米国議員からなる対中政策グループ「チャイナ・タスクフォース」は20日、首都ワシントンで、駐米台湾代表(大使に相当)の蕭美琴(ショウ・ビキン)氏を迎え台湾防衛について円卓会議を行った。政治や軍事の面で台湾に脅威を与える中国共産党は「台湾の生存を脅かしている」と蕭氏は述べた。
2020年に結成したチャイナ・タスクフォースは、中国共産党による「悪質なグローバル活動」に対抗するための政策を提言する下院共和党議員主導のグループ。台湾が中国軍の侵略に対抗できるだけの武器の早期提供や、環太平洋合同訓練(RIMPAC)のような国際軍事演習への台湾軍の参加、台湾の国際組織での発言権の強化、米台相互の商業・貿易関係の強化を掲げている。
同メンバーで下院少数派院内総務のケビン・マッカーシー議員は、民主主義的な政治と社会を備え、半導体などの技術力を有する台湾を支援することは「米国の正しい選択であり国益につながる」と主張。グループの対中政策を超党派で支持するよう呼びかけた。
米国は1979年に制定された台湾関係法に基づき、台湾の自衛能力強化に向けて武器を供与してきたが、現在では提供まで遅延が起きている。会議に出席したヤング・キム議員は、台湾への兵器提供を迅速化することを目的とした「武器輸出輸送解決法案」について紹介した。同法案は14日に下院で可決され、2023年度の国防権限法に追加される見通しだ。

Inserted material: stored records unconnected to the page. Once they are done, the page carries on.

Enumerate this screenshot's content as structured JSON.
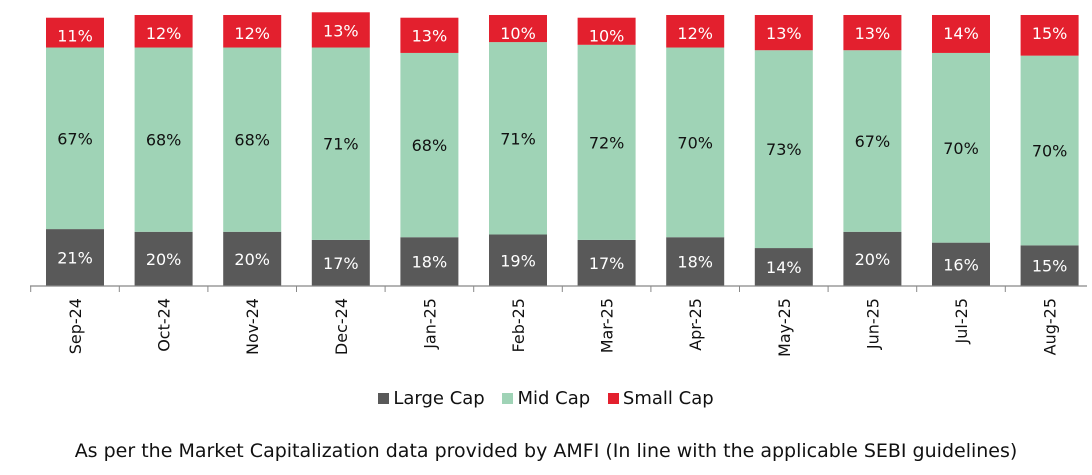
{
  "chart_data": {
    "type": "bar",
    "stacked": true,
    "categories": [
      "Sep-24",
      "Oct-24",
      "Nov-24",
      "Dec-24",
      "Jan-25",
      "Feb-25",
      "Mar-25",
      "Apr-25",
      "May-25",
      "Jun-25",
      "Jul-25",
      "Aug-25"
    ],
    "series": [
      {
        "name": "Large Cap",
        "color": "#595959",
        "values": [
          21,
          20,
          20,
          17,
          18,
          19,
          17,
          18,
          14,
          20,
          16,
          15
        ]
      },
      {
        "name": "Mid Cap",
        "color": "#9fd3b6",
        "values": [
          67,
          68,
          68,
          71,
          68,
          71,
          72,
          70,
          73,
          67,
          70,
          70
        ]
      },
      {
        "name": "Small Cap",
        "color": "#e3202e",
        "values": [
          11,
          12,
          12,
          13,
          13,
          10,
          10,
          12,
          13,
          13,
          14,
          15
        ]
      }
    ],
    "value_format": "{v}%",
    "legend_position": "bottom",
    "grid": false,
    "footnote": "As per the Market Capitalization data provided by AMFI (In line with the applicable SEBI guidelines)"
  }
}
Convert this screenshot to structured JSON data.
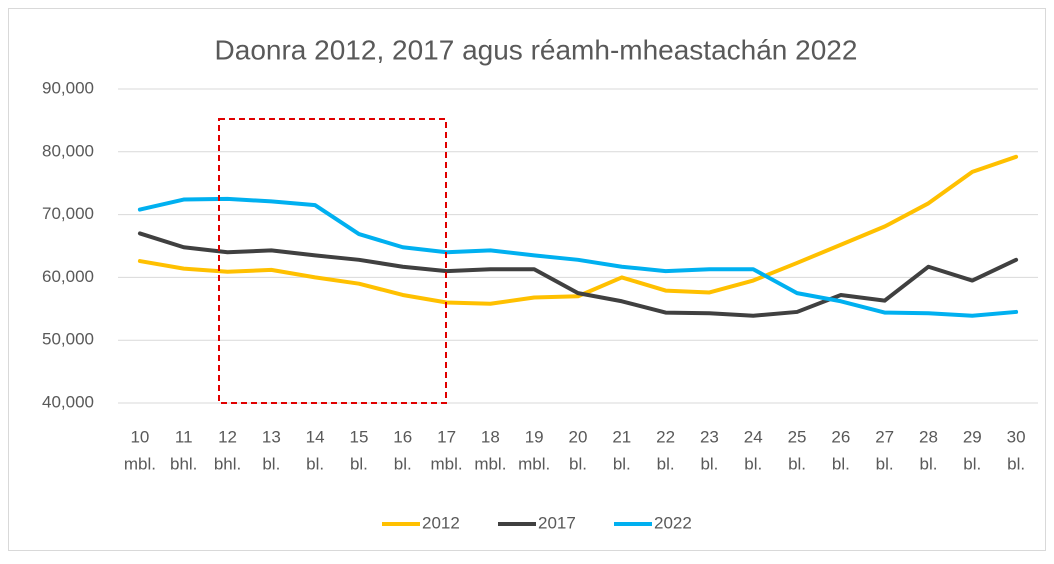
{
  "chart_data": {
    "type": "line",
    "title": "Daonra 2012, 2017 agus réamh-mheastachán 2022",
    "categories": [
      [
        "10",
        "mbl."
      ],
      [
        "11",
        "bhl."
      ],
      [
        "12",
        "bhl."
      ],
      [
        "13",
        "bl."
      ],
      [
        "14",
        "bl."
      ],
      [
        "15",
        "bl."
      ],
      [
        "16",
        "bl."
      ],
      [
        "17",
        "mbl."
      ],
      [
        "18",
        "mbl."
      ],
      [
        "19",
        "mbl."
      ],
      [
        "20",
        "bl."
      ],
      [
        "21",
        "bl."
      ],
      [
        "22",
        "bl."
      ],
      [
        "23",
        "bl."
      ],
      [
        "24",
        "bl."
      ],
      [
        "25",
        "bl."
      ],
      [
        "26",
        "bl."
      ],
      [
        "27",
        "bl."
      ],
      [
        "28",
        "bl."
      ],
      [
        "29",
        "bl."
      ],
      [
        "30",
        "bl."
      ]
    ],
    "series": [
      {
        "name": "2012",
        "color": "#ffc000",
        "values": [
          62600,
          61400,
          60900,
          61200,
          60000,
          59000,
          57200,
          56000,
          55800,
          56800,
          57000,
          60000,
          57900,
          57600,
          59500,
          62300,
          65200,
          68100,
          71800,
          76800,
          79200
        ]
      },
      {
        "name": "2017",
        "color": "#404040",
        "values": [
          67000,
          64800,
          64000,
          64300,
          63500,
          62800,
          61700,
          61000,
          61300,
          61300,
          57500,
          56200,
          54400,
          54300,
          53900,
          54500,
          57200,
          56300,
          61700,
          59500,
          62800
        ]
      },
      {
        "name": "2022",
        "color": "#00b0f0",
        "values": [
          70800,
          72400,
          72500,
          72100,
          71500,
          66900,
          64800,
          64000,
          64300,
          63500,
          62800,
          61700,
          61000,
          61300,
          61300,
          57500,
          56200,
          54400,
          54300,
          53900,
          54500
        ]
      }
    ],
    "ylim": [
      40000,
      90000
    ],
    "yticks": [
      {
        "value": 40000,
        "label": "40,000"
      },
      {
        "value": 50000,
        "label": "50,000"
      },
      {
        "value": 60000,
        "label": "60,000"
      },
      {
        "value": 70000,
        "label": "70,000"
      },
      {
        "value": 80000,
        "label": "80,000"
      },
      {
        "value": 90000,
        "label": "90,000"
      }
    ],
    "grid": true,
    "legend": "bottom"
  }
}
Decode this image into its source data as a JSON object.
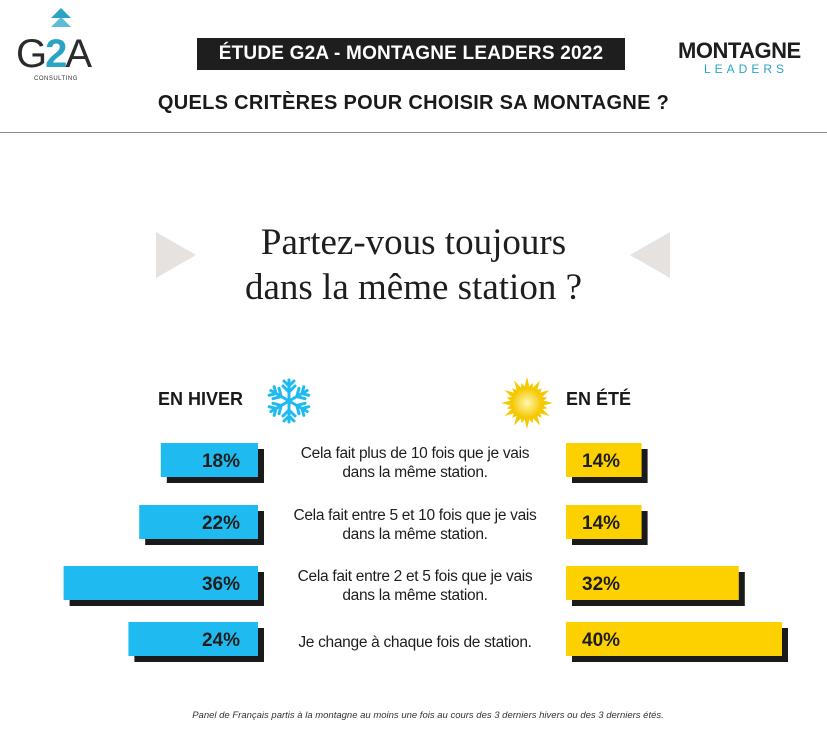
{
  "header": {
    "g2a_logo": {
      "main": "G2A",
      "sub": "CONSULTING"
    },
    "banner": "ÉTUDE G2A - MONTAGNE LEADERS 2022",
    "ml_logo": {
      "top": "MONTAGNE",
      "bottom": "LEADERS"
    },
    "title": "QUELS CRITÈRES POUR CHOISIR SA MONTAGNE ?"
  },
  "question": {
    "line1": "Partez-vous toujours",
    "line2": "dans la même station ?"
  },
  "columns": {
    "winter": "EN HIVER",
    "summer": "EN ÉTÉ"
  },
  "icons": {
    "winter": "snowflake-icon",
    "summer": "sun-icon",
    "arrows": "triangle-pointer-icon"
  },
  "colors": {
    "winter_bar": "#1fbbf0",
    "summer_bar": "#fdd100",
    "shadow": "#1a1a1a",
    "arrow": "#e5e2df",
    "banner": "#1e1e1e",
    "accent": "#2aa3c6"
  },
  "chart_data": {
    "type": "bar",
    "orientation": "horizontal-diverging",
    "categories": [
      "Cela fait plus de 10 fois que je vais dans la même station.",
      "Cela fait entre 5 et 10 fois que je vais dans la même station.",
      "Cela fait entre 2 et 5 fois que je vais dans la même station.",
      "Je change à chaque fois de station."
    ],
    "category_lines": [
      [
        "Cela fait plus de 10 fois que je vais",
        "dans la même station."
      ],
      [
        "Cela fait entre 5 et 10 fois que je vais",
        "dans la même station."
      ],
      [
        "Cela fait entre 2 et 5 fois que je vais",
        "dans la même station."
      ],
      [
        "Je change à chaque fois de station."
      ]
    ],
    "series": [
      {
        "name": "EN HIVER",
        "values": [
          18,
          22,
          36,
          24
        ],
        "labels": [
          "18%",
          "22%",
          "36%",
          "24%"
        ]
      },
      {
        "name": "EN ÉTÉ",
        "values": [
          14,
          14,
          32,
          40
        ],
        "labels": [
          "14%",
          "14%",
          "32%",
          "40%"
        ]
      }
    ],
    "unit": "%"
  },
  "footnote": "Panel de Français partis à la montagne au moins une fois au cours des 3 derniers hivers ou des 3 derniers étés."
}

「過去2年間にわたり、チャイナ・タスクフォースは中国共産党がもたらす脅威を明らかにしてきた」とマッカーシー氏は述べた。「中国共産党は自ら、冷酷で攻撃的でなおかつ邪悪な独裁体制であることを露わにしてきた。残虐さと力による体制を過小評価してはならない」と強調した。
駐米台湾代表の蕭氏は、武器提供を後押しするタスクフォースの動きに謝意を表した。そして、多くの台湾人は、米国の人権と友情に対するコミットメントを歓迎していると述べた。
蕭氏は、中国共産党の「悪意のある行動」は台湾に対するイデオロギー上の脅威であるにとどまらず、生存権に対する脅威であると述べた。「権威主義への批判を政治システムの競争と見る人もいるかもしれない。しかし台湾にとって、これは生存に関わる問題だ。私たちの自由と、民主的な生活様式の存続が懸かっている」と語った。
そして、台湾海峡の安定を確保し、政治と経済を組み合わせた複合的な手段で台湾の孤立を狙う中国共産党の影響を抑制するためには、米国の継続的な支援が不可欠だと強調した。
タスクフォースの議長を務めるマイケル・マコール議員は、ロシアによるウクライナ侵攻の教訓を挙げ、抑止力強化のために速やかな武器提供が必要だと強調した。マーク・グリーン議員は「中国共産党は台湾に対する脅威を強めている。米国の議員として、中国を抑止して台湾の生存権を確かなものにしていかなければならない」と語った。
米軍上層部は、中国共産党による台湾侵攻は早ければ2027年にも起こりうると警告してきた。米中央情報局(CIA)のバーンズ長官は7月20日、中国はロシアのウクライナ侵攻を観察することで、台湾侵攻には「圧倒的な戦力」が必要であるとの教訓を得ていると指摘。「台湾を支配しようとする習近平主席の決意を過小評価してはならない」と述べた。